Expected gain: Not a speed gain but a perceived-performance and correctness gain: no dead-but-visible controls, no confused users clicking into the void during the load.


Benchmarking and Measurement

Optimization without measurement is folklore. For Go wasm the useful signals are:

# Binary size, stripped and compressed
GOOS=js GOARCH=wasm go build -ldflags="-s -w" -o main.wasm
du -h main.wasm
gzip -9 -c main.wasm | wc -c     # approximate wire size with gzip
brotli -q 11 -c main.wasm | wc -c

# What pulled in weight (build unstripped to keep symbols)
GOOS=js GOARCH=wasm go build -o main.debug.wasm
go tool nm main.debug.wasm | sort -k2 -n | tail

In the browser (the numbers that actually matter to users):

// Time-to-interactive phases
const t0 = performance.now();
const r = await WebAssembly.instantiateStreaming(fetch("main.wasm"), go.importObject);
const tCompiled = performance.now();
go.run(r.instance);              // main registers the API
const tReady = performance.now();
console.log({ instantiate: tCompiled - t0, run: tReady - tCompiled });
  • Network panel: transferred size (compressed) vs. resource size (decompressed), and whether the MIME/encoding are correct.
  • Performance panel: long tasks on the main thread (jank from un-chunked compute or GC pauses).
  • Memory panel: heap snapshots over time to catch js.Func leaks and the permanent growth of linear memory.

Track these before and after each change. The two headline metrics: compressed binary size (drives load time) and main-thread long-task duration (drives jank).


When NOT to Reach for Go wasm

These optimizations make Go wasm faster; none of them make it the right tool when it is not.

  • Light, DOM-bound UI with no Go to reuse: plain JavaScript is smaller, has no boundary cost, and no megabyte download. Choosing Go wasm here is the most common over-engineering mistake.
  • Public pages where first-load size is a hard constraint: even a stripped, compressed binary is heavy. A marketing page should not ship a Go runtime.
  • Workloads that are DOM-heavy and compute-light: you pay boundary cost with nothing to amortise it against.
  • Anything needing true multi-threaded parallelism without the Web Worker plumbing: the single thread is a hard ceiling.

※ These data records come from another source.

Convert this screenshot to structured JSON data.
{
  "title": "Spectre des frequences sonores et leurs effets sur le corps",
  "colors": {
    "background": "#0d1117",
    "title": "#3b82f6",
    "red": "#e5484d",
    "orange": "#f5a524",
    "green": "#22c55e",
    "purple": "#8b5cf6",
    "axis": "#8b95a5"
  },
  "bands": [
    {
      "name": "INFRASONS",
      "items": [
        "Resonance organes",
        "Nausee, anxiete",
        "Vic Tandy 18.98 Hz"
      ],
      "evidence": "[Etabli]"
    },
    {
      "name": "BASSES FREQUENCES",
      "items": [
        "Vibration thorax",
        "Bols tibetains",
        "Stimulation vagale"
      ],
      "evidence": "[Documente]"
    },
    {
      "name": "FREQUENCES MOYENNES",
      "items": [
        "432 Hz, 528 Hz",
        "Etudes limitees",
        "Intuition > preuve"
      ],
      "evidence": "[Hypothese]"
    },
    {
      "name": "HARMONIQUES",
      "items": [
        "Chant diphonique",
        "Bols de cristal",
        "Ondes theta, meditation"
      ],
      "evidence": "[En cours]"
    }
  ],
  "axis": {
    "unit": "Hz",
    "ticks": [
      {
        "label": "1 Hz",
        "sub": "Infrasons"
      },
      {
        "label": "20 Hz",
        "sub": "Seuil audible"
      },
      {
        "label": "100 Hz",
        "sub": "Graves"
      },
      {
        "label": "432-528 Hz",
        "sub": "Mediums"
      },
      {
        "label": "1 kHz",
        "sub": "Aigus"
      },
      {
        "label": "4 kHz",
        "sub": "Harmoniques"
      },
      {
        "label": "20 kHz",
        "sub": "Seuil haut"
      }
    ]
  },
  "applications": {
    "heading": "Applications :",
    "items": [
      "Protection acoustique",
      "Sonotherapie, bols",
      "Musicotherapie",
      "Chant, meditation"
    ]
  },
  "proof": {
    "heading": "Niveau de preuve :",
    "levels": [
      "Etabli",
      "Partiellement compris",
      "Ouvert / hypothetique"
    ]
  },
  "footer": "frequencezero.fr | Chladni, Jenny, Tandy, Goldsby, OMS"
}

Reach for Go wasm when you have substantial reused Go logic, shared client/server rules that must not diverge, or genuine client-side compute whose value outweighs the runtime baggage. Then apply the optimizations above — strip, compress, stream, lazy-load, batch the boundary, and respect the single thread — to make the choice pay off.


Summary

A Go wasm front end has two cost centres that demand different fixes. Load cost is attacked by shrinking and serving the binary well: strip with -ldflags="-s -w", compress with brotli/gzip at build time, stream-compile with instantiateStreaming, content-hash for caching, trim heavy imports, consider TinyGo when size is the binding constraint, and lazy-load modules that back optional features. Runtime cost is attacked by respecting the boundary and the single thread: cross the Go↔JS boundary coarsely (build results in Go, assign once), cache js.Value handles, move bytes with CopyBytes*, chunk long work or offload it to a Web Worker, and reduce allocation to cut GC pauses and the permanent memory floor. Measure everything — compressed size for load, main-thread long tasks for jank. And the highest-leverage optimization is upstream of all of these: deciding honestly whether the feature should be Go wasm at all. When the reused-Go-logic value does not outweigh the download and boundary cost, the best optimization is plain JavaScript.